In 1970, Fiji gained its independence from Great Britain, although it has dealt with some governmental and racial issues. A military coup took place in 1987 to prevent the shifting of power to an Indian-dominated coalition party. In 1990, a constitution was granted that gave non-ethnic Fijians a disproportionate say in the government, although they were given greater rights when the constitution was amended in 1997.

Another coup occurred in 2000 after the first Indo-Fijian Labor Party leader Mahendra Chaudhry was elected as Prime Minister of Fiji a year earlier. Chaudhry had been taken hostage by a Fijian businessman, George Speight, who demanded an end to Indian political participation. An ethnic Fijian-dominated government led by Prime Minister Laisenia Qarase took over after the incident, although the government was later ruled unconstitutional in 2003 because it did not include members of the Labor Party as they had refused to join after Chaudhry was excluded from the new government.

In 2006, Commodore Bainimarama executed a third coup against the government of Qarase and declared himself Acting President of Fiji. The coup was ruled illegal in 2009, and all members of his cabinet were suspended.
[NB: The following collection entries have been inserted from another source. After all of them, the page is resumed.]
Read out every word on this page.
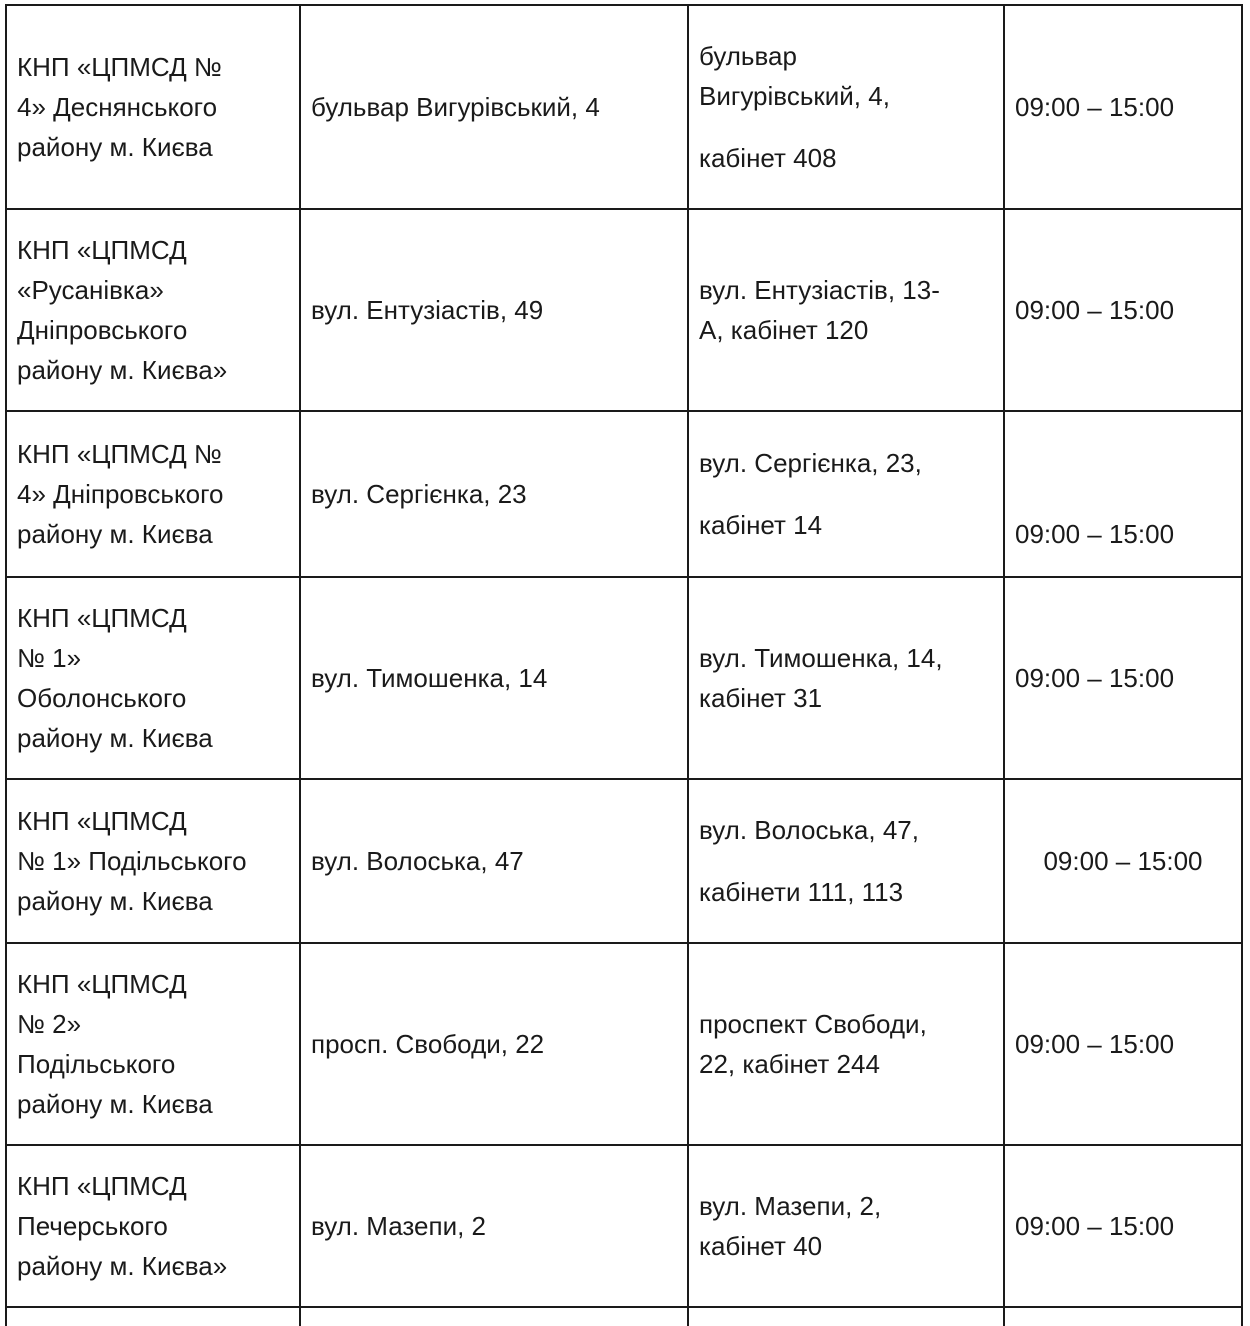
КНП «ЦПМСД №
4» Деснянського
району м. Києва
бульвар Вигурівський, 4
бульвар
Вигурівський, 4,
кабінет 408
09:00 – 15:00
КНП «ЦПМСД
«Русанівка»
Дніпровського
району м. Києва»
вул. Ентузіастів, 49
вул. Ентузіастів, 13-
А, кабінет 120
09:00 – 15:00
КНП «ЦПМСД №
4» Дніпровського
району м. Києва
вул. Сергієнка, 23
вул. Сергієнка, 23,
кабінет 14	09:00 – 15:00
КНП «ЦПМСД
№ 1»
Оболонського
району м. Києва
вул. Тимошенка, 14
вул. Тимошенка, 14,
кабінет 31
09:00 – 15:00
КНП «ЦПМСД
№ 1» Подільського
району м. Києва
вул. Волоська, 47
вул. Волоська, 47,
кабінети 111, 113
09:00 – 15:00
КНП «ЦПМСД
№ 2»
Подільського
району м. Києва
просп. Свободи, 22
проспект Свободи,
22, кабінет 244
09:00 – 15:00
КНП «ЦПМСД
Печерського
району м. Києва»
вул. Мазепи, 2
вул. Мазепи, 2,
кабінет 40
09:00 – 15:00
However, Bainimarama was later reappointed his position as Prime Minister, and all Cabinet members had their positions returned to them as well.

Governmental and political issues still take place in Fiji today, though they do not affect visitors to the islands. Fiji is also now recognized as the focal point of the South Pacific and plays a major role in regional affairs as a result of its recent developments in sea and air transport and communication.